In recent years, various modifications have been developed, such as the Fielding method, where a large bone block is embedded between C1 and C2, or bone grafting is performed between the C1 posterior arch and C2 lamina, followed by wire fixation. Most of these techniques are based on the Gallie method.

(2) Brooks method and modifications: Unlike the Gallie method, the wire is passed through the C1 posterior arch and then through the inferior aspect of the C2 lamina. During bone grafting, the cancellous surface of the graft faces the C1 posterior arch and C2 lamina. A notch is made on the inferior surface of the graft to fit snugly against the base of the C2 arch. The wire is then tightened and tied. Depending on the Brooks principle, grafts of different shapes and wire fixation methods may be used.

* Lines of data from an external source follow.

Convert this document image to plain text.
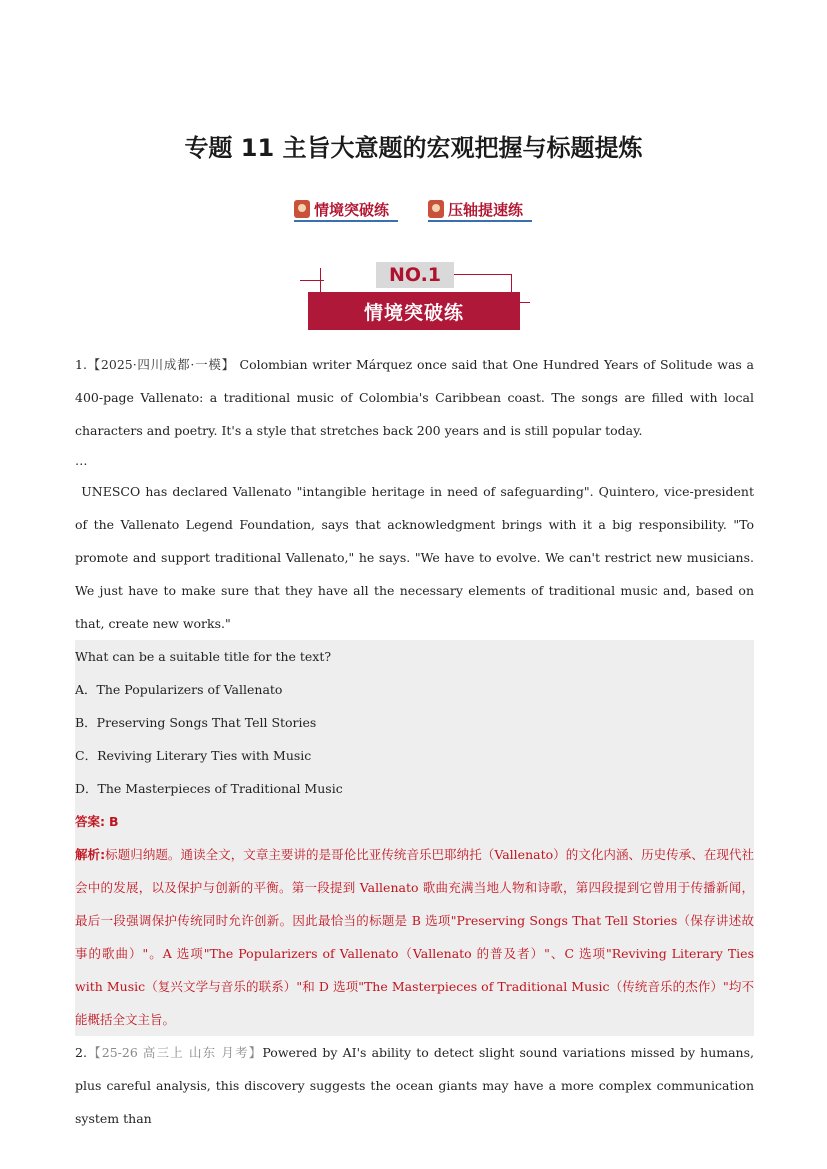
专题 11 主旨大意题的宏观把握与标题提炼
情境突破练	压轴提速练
NO.1
情境突破练

1.【2025·四川成都·一模】 Colombian writer Márquez once said that One Hundred Years of Solitude was a 400-page Vallenato: a traditional music of Colombia's Caribbean coast. The songs are filled with local characters and poetry. It's a style that stretches back 200 years and is still popular today.

…

UNESCO has declared Vallenato "intangible heritage in need of safeguarding". Quintero, vice-president of the Vallenato Legend Foundation, says that acknowledgment brings with it a big responsibility. "To promote and support traditional Vallenato," he says. "We have to evolve. We can't restrict new musicians. We just have to make sure that they have all the necessary elements of traditional music and, based on that, create new works."

What can be a suitable title for the text?

A．The Popularizers of Vallenato

B．Preserving Songs That Tell Stories

C．Reviving Literary Ties with Music

D．The Masterpieces of Traditional Music

答案: B

解析:标题归纳题。通读全文，文章主要讲的是哥伦比亚传统音乐巴耶纳托（Vallenato）的文化内涵、历史传承、在现代社会中的发展，以及保护与创新的平衡。第一段提到 Vallenato 歌曲充满当地人物和诗歌，第四段提到它曾用于传播新闻，最后一段强调保护传统同时允许创新。因此最恰当的标题是 B 选项"Preserving Songs That Tell Stories（保存讲述故事的歌曲）"。A 选项"The Popularizers of Vallenato（Vallenato 的普及者）"、C 选项"Reviving Literary Ties with Music（复兴文学与音乐的联系）"和 D 选项"The Masterpieces of Traditional Music（传统音乐的杰作）"均不能概括全文主旨。

2.【25-26 高三上 山东 月考】Powered by AI's ability to detect slight sound variations missed by humans, plus careful analysis, this discovery suggests the ocean giants may have a more complex communication system than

Occipitocervical fusion: There are various methods for occipitocervical fusion. Here, we describe only the occipital bone flap turnover and autologous iliac bone grafting method.

The patient is placed in the prone position on a Gypsum bed. Local anesthesia is administered. A posterior midline incision is made from the occipital protuberance to the ₄th cervical vertebra. The posterior arch of the atlas and the lamina of the axis are exposed. Starting 6 cm above the posterior edge of the foramen magnum, bilateral sharp osteotomes are used to chisel two bone flaps, each 1 cm to 1.2 cm wide, from below the occipital protuberance. The depth is limited to the outer table of the occipital bone, extending downward to 2 cm above the posterior edge of the foramen magnum. The bone flaps are then folded downward to cover the laminae of _C1–C2, ensuring the hinge remains intact. Autologous iliac bone grafts are placed over the superficial surface of the bone flaps, extending from the hinge area above to the laminae and spinous processes of _C2 or _C3 below. The wound is closed in layers. Postoperatively, the patient remains in the Gypsum bed but can turn over. After one month, a head-neck-thorax Gypsum cast can be applied for fixation.